I think we can already see the early innings of this with large API providers figuring out how to calibrate post-training techniques (RHLF, constitutional AI) between economic usefulness and the “mean” of western morals. Tough to go against economic incentives
Yes, we do see such “values” now, but that’s a separate issue IMO.
There’s an interesting thing happening in which we’re mixing discussions of AI safety and AGI x-risk. There’s no sharp line, but I think they are two importantly different things. This post was intended to be about AGI, as distinct from AI. Most of the economic and other concerns relative to the “alignment” of AI are not relevant to the alignment of AGI.

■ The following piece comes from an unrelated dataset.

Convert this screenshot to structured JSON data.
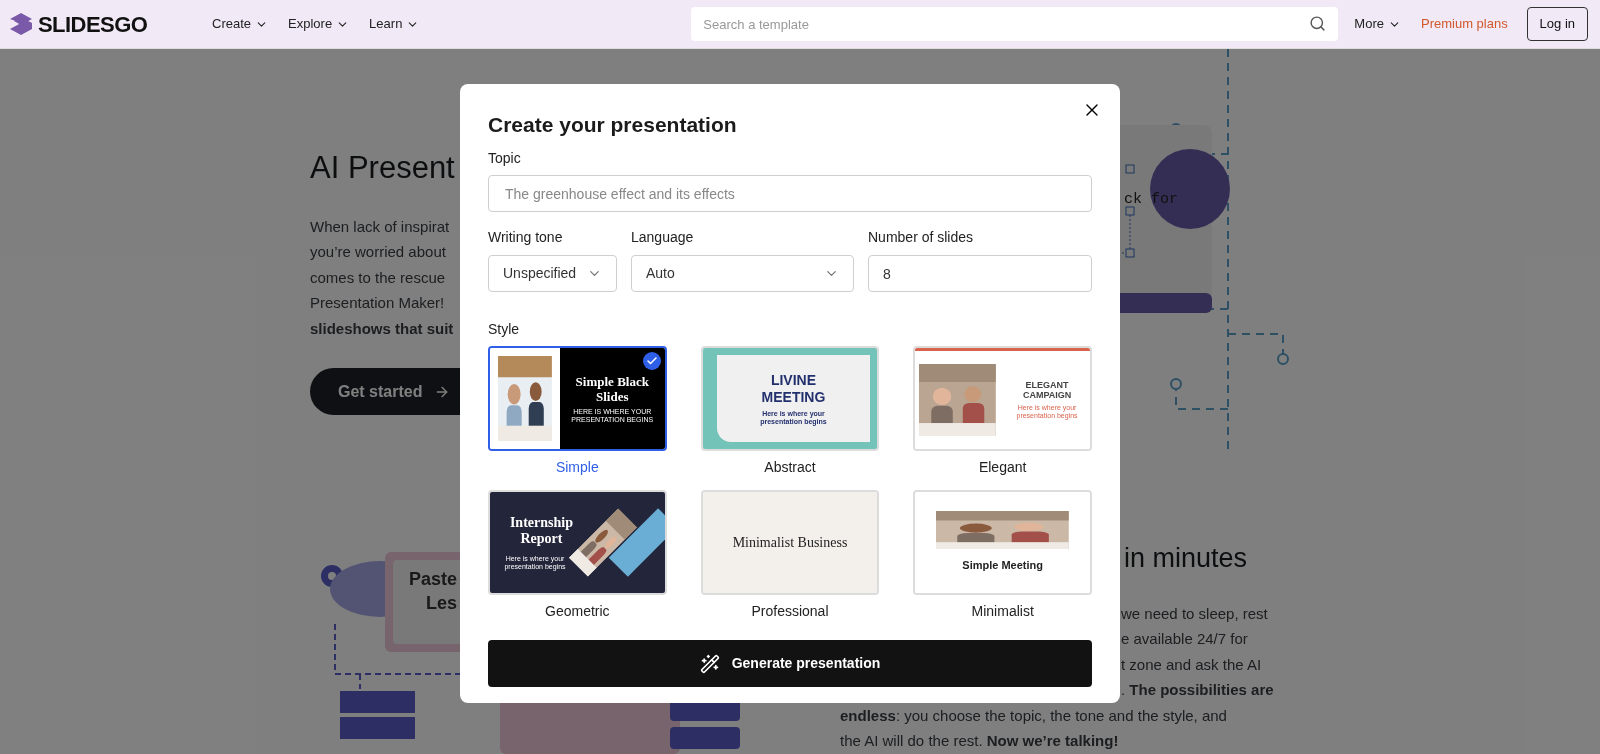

This thesis could be right or wrong, but let’s keep it distinct from theories about AI in the present and near future. My thesis here (and a common thesis) is that we should be most concerned about AGI that is an entity with agency and goals, like humans have. AI as a tool is a separate thing. It’s very real and we should be concerned with it, but not let it blur into categorically distinct, goal-directed, self-aware AGI.
Whether or not we actually get such AGI is an open question that should be debated, not assumed. I think the answer is very clearly that we will, and soon; as soon as tool AI is smart enough, someone will make it agentic, because agents can do useful work, and they’re interesting. So I think we’ll get AGI with real goals, distinct from the pseudo-goals implicit in current LLMs behavior.
The post addresses such “real” AGI that is self-aware and agentic, but that has the sole goal of doing what people want is pretty much a third thing that’s somewhat counterintuitive.
When you rephrase this to be about search engines
It doesn’t describe reality. Most of us consume search and recommendations that has been censored (e.g. removing porn, piracy, toxicity, racism, taboo politics) in a way that pus cultural values over our preferences or interests.
So perhaps it won’t be true for AI either. At least in the near term, the line between AI and search is a blurred line, and the same pressures exist on consumers and providers.
In the near term AI and search are blurred, but that’s a separate topic. This post was about AGI as distinct from AI. There’s no sharp line between but there are important distinctions, and I’m afraid we’re confused as a group because of that blurring. More above, and it’s worth its own post and some sort of new clarifying terminology. The term AGI has been watered down to include LLMs that are fairly general, rather than the original and important meaning of AI that can think about anything, implying the ability to learn, and therefore almost necessarily to have explicit goals and agency. This was about that type of “real” AGI, which is still hypothetical even though increasingly plausible in the near term.
That’s true, they are different. But search still provides the closest historical analogue (maybe employees/suppliers provide another). Historical analogues have the benefit of being empirical and grounded, so I prefer them over (or with) pure reasoning or judgement.
I also expect AIs to be constrained by social norms, laws, and societal values. But I think there’s a distinction between how AIs will be constrained and how AIs will try to help humans. Although it often censors certain topics, Google still usually delivers the results the user wants, rather than serving some broader social agenda upon each query. Likewise, ChatGPT is constrained by social mores, but it’s still better described as a user assistant, not as an engine for social change or as a benevolent agent that acts on behalf of humanity.